3. duruşmaya gelmeyen BEDAŞ ve ALKAMA yetkilileri tanık ve sanıklar 4. duruşmaya da gelmedi.

Tanıklardan ALKAMA ortaklarından M. Mümci Büyükbay ifade verdi. Büyükbay ifadesinde şirket adına ihalelere ilişkin olarak teknik işleri takip ettiğini, Erkan Keleş’in şirketlerinde çalıştığını, ama Keleş’i tanımadığını, statüsünü ve eğitim durumunu bilmediğini belirtti. Büyükbay, “Sahada çalışan işçilerin güvenlik önlemlerinde sadece iş güvenlik malzemelerinden biz sorumluyuz, sahadaki güvenlik önlemlerinden sorumlu değiliz. Biz çalıştırdığımız işçilerin eğitimini BEDAŞ’ın belirlemiş olduğu kurumlara göndererek EKAT eğitimi aldırırız” dedi. İş cinayetinde şirketlerinin herhangi bir yetkisi ve kusuru olmadığını, Erkan Keleş’e de şirketlerinin tedarik ettiği “güvenlik teçhizatının verildiğini” sandığını anlattı.
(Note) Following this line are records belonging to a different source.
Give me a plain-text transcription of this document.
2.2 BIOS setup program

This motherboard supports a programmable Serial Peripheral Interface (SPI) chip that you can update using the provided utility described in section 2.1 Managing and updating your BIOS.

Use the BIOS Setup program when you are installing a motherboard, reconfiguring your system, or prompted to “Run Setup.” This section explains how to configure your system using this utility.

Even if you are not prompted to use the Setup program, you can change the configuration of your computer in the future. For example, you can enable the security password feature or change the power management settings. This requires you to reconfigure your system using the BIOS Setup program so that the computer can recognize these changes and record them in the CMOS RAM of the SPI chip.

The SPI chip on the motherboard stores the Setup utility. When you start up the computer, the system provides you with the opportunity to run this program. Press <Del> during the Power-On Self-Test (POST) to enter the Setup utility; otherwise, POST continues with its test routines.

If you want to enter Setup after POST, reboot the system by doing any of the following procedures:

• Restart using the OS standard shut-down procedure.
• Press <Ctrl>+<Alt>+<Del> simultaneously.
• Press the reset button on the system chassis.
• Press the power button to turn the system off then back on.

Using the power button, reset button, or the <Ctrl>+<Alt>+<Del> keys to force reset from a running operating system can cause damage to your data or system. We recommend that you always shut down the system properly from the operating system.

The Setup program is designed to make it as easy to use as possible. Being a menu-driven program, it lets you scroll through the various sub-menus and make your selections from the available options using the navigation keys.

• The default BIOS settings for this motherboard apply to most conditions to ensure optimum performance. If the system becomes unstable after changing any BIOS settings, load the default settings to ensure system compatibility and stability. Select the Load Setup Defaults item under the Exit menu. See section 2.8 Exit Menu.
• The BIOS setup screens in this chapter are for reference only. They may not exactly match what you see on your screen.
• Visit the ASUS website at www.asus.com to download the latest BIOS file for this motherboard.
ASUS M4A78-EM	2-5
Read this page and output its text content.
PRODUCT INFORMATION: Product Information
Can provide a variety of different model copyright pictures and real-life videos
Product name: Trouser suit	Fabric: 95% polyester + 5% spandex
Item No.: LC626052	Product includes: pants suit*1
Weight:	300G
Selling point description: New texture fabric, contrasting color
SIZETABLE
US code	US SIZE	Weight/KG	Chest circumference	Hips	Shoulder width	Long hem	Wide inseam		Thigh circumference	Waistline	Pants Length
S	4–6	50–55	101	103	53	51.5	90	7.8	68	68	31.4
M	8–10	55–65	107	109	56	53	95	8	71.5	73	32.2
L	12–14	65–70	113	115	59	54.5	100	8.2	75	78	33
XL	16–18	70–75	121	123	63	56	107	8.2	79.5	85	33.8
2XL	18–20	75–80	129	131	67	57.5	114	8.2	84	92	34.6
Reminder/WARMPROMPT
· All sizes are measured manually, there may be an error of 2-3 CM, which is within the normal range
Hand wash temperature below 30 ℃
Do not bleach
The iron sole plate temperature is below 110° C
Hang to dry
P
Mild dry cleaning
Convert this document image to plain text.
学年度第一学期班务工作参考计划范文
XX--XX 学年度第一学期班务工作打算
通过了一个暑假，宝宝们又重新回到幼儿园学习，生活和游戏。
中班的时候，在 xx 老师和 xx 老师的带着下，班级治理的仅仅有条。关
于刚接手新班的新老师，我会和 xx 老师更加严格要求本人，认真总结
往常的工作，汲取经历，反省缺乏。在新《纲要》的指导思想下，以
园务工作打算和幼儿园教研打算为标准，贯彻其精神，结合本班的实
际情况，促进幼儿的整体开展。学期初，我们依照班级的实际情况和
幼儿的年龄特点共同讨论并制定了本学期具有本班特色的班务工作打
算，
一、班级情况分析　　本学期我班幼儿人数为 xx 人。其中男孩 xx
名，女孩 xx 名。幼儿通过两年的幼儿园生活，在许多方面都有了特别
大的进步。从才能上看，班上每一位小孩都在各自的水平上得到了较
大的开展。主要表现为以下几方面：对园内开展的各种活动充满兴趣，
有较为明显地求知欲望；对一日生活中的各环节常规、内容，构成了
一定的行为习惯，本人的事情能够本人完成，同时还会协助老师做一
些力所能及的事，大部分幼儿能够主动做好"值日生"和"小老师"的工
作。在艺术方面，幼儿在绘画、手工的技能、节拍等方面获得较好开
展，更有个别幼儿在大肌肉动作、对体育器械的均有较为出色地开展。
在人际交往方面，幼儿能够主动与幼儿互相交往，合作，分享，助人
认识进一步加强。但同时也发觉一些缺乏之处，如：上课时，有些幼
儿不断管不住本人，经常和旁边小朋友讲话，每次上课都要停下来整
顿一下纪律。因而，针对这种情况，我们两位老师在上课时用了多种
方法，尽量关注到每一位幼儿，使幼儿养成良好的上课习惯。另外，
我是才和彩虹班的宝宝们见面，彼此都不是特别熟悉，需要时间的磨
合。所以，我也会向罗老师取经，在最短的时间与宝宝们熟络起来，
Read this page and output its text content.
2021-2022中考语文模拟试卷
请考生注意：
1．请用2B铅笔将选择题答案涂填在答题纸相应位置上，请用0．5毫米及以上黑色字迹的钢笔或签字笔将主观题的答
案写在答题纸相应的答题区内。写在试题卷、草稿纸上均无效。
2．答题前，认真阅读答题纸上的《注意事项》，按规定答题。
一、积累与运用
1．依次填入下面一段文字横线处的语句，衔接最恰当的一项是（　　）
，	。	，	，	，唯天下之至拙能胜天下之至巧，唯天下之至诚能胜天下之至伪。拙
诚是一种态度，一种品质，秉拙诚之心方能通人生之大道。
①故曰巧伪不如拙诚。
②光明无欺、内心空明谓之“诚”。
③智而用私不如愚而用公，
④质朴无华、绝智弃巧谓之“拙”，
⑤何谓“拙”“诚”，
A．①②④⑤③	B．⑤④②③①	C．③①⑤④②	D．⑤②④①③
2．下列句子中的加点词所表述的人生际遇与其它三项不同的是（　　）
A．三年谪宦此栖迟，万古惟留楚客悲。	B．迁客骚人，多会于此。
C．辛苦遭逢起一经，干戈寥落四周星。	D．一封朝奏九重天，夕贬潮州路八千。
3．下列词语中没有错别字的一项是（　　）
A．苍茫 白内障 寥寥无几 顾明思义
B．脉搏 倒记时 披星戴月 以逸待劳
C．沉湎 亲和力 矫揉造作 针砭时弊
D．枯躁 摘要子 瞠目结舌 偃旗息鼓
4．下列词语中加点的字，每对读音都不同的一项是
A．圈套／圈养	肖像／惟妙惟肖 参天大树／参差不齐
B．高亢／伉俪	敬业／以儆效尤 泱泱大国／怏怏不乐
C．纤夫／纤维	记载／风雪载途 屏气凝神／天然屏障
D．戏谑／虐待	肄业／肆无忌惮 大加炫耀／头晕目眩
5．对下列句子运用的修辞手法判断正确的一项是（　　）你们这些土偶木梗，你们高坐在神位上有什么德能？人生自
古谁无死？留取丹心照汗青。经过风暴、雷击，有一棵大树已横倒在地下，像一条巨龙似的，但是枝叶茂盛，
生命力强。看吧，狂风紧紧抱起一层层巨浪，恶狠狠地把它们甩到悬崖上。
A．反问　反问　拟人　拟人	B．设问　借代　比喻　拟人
“İki çıkma eldiven verildi”

Erkan Keleş görevi olmadığı halde elektrik arızasını tamire gönderildi. Kendisine verilmesi gereken güvenlik teçhizatı, zorunlu koruma aleti, izole eldiveni, izole çizme, yağmurluk, iş güvenliği yeleği, baret, başlık feneri, emniyet kemeri, topraklama kablosu, lüzumlu ölçüm aletleri, elektrik hattına yaklaşmadan, uzaktan, hatta elektrik olup olmadığını kontrol eden ıstanka adlı kontrol kalemi ve diğer koruyucu donanımlardır. Bu kişisel koruyucu malzemeler Keleş’e verilmemiştir.  Abisi Mustafa Keleş’in mahkemede belirttiği gibi Erkan Keleş’e sadece iki çıkma eldiven verilmiştir.

Zorla getirme işlemini geciktirenler hakkında yasal işlem yapılacak

4. duruşmada mahkeme heyeti tanıklar Murat Köksal, Fatih Ağcıbey, Halit Pekçetin, Suat Büken ve Metin Baybek’in zorla getirme kararıyla duruşmaya çağrılmasına; zorla getirme işlemini geciktirenler hakkında yasal işlem yapılacağına; ALKAMA Şirketi’nin resmi olarak iflas edip etmediğini ve iflas tarihinin Ticaret Sicil Müdürlüğü’ne sorulmasına; BEDAŞ’tan zorunlu İşveren Mali Mesuliyet sigortasının olay tarihini kapsar şekilde örneklerinin istenmesine; BEDAŞ Gaziosmanpaşa İşletme Müdürlüğü’ne sanık Hakan Gürkan’ın hangi tarihte göreve başladığı ve statüsünün sorulmasına; mazeret bildiren Süleyman Ay’a yeni duruşma tarihinin bildirilmesine;  BEDAŞ’a taşeron işçilerle ilgili olarak iş güvenliği malzemelerinin ilgililere teslim edildiğine dair tutanak varsa istenmesine karar verdi.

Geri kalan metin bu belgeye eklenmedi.